Drafted in the sixth round by the Giants in 2010, Kickham, originally from Missouri, made the majors twice (in two stints) and now is testing the waters in the Frontier League as a 34-year-old trying to prove he’s at least got another year of climbing up the ladder left in him. 

Kickham threw nearly 900 innings in the minors, many of which were at the Triple-A level, though his first tenure in the majors came during the 2013-2014 season with the team that drafted him.

That year, he tossed 30 1/3 MLB frames across 14 appearances. 

Six years later, his name was called again, this time by the Boston Red Sox during the pandemic-affected 2020 season. It was then that he picked up his first (and to date, only) MLB victory. 

The next season, he played in a single game with the Los Angeles Dodgers, bringing his inning count in his second big-league stint to 16 innings.

Kickham signed with Florence in March, returning home to the United States after brief stints in leagues in Mexico and Venezuela, and made his debut as a starter in the Y’alls’ opening 2023 series against the Gateway Grizzlies. 

To date, he’s still looking for the first win in independent baseball. After two starts, he has no decisions and a 5.40 ERA across five total innings, but there’s still a long summer to go – and Kickham, obviously, has been properly battle-tested.

J.D. Hammer, RHP, Lake Erie Crushers

If you don’t recognize the name, diehard MLB watchers (especially those who are Phillies fans) definitely will recognize Hammer by the thick black glasses he wears on the mound due to poor eyesight, resembling fictional hurler Ricky Vaughn’s getup in the classic baseball film “Major League.” 

But the Colorado native is more than just a bit of a meme – he was a pretty good option from the bullpen in two major-league seasons with Philly, too. 

Originally drafted by the Colorado Rockies in 2016 out of Marshall, Hammer was acquired by the Phillies in a trade the next year between the two organizations that sent All-Star and sidearm reliever Pat Neshek to Denver. 
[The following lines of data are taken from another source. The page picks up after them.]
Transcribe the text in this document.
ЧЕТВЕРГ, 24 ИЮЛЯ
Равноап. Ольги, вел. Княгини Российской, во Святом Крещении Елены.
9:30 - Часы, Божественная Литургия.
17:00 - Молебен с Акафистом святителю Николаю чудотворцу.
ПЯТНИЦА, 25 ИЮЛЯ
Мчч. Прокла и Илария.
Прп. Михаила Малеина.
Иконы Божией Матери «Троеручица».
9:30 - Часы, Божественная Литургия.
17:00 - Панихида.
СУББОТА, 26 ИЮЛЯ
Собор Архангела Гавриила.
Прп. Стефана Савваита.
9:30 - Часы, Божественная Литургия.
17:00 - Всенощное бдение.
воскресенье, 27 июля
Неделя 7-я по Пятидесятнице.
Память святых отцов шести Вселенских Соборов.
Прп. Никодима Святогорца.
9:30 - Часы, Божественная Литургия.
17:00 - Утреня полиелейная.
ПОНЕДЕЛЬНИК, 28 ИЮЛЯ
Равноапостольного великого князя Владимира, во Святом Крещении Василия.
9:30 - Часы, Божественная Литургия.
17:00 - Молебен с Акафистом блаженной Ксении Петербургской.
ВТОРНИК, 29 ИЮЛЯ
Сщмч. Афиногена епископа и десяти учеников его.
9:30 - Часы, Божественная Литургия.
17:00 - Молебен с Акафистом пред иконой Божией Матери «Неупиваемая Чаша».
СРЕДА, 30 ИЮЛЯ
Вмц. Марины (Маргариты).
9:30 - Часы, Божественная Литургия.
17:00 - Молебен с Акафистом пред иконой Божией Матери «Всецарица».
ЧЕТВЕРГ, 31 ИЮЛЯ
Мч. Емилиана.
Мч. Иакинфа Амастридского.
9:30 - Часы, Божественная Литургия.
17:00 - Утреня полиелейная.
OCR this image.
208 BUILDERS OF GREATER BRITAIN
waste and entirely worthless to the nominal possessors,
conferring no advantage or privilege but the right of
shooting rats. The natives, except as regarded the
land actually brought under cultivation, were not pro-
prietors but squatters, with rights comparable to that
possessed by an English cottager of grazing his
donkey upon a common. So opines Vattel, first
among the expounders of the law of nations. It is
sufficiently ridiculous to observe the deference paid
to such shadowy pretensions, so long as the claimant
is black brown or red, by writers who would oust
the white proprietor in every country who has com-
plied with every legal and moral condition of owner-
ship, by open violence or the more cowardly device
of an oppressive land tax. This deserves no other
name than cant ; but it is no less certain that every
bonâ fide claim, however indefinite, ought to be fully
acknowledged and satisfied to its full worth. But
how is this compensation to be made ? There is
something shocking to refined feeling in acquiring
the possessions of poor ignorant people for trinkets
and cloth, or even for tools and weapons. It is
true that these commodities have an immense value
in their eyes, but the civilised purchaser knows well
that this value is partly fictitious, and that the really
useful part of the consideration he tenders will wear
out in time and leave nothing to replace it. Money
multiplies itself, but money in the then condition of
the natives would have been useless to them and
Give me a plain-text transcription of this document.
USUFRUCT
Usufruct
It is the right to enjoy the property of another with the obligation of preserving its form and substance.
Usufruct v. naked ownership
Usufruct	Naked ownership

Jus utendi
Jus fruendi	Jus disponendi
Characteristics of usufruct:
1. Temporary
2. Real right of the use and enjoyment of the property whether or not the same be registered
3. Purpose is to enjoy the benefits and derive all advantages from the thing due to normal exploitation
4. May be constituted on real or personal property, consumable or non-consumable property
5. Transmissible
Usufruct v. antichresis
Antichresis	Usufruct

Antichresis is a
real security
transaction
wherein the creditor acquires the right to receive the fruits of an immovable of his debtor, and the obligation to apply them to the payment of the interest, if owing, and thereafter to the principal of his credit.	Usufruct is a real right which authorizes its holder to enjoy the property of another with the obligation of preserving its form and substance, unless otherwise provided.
Hammer made his MLB debut with Philadelphia two years later, appearing in 20 games with a 3.79 ERA across 19 innings, then had a second run with the club two years later with similar results, going 20 innings in 2021 with a 4.95 ERA and 22 strikeouts. 

Free agency after that season led Hammer back to the Rockies (where he spent all of 2022 with Triple-A Albuquerque) and another election to go into free agency after that led him to the Crushers, where he’s making his debut in independent baseball. 

So far in 2023, Hammer has been on it for Lake Erie, going five innings in five appearances with four strikeouts and a 1.80 ERA. 

The 28-year-old has brought an extra edge to the Crushers’ staff – and a great Charlie Sheen cosplay, too.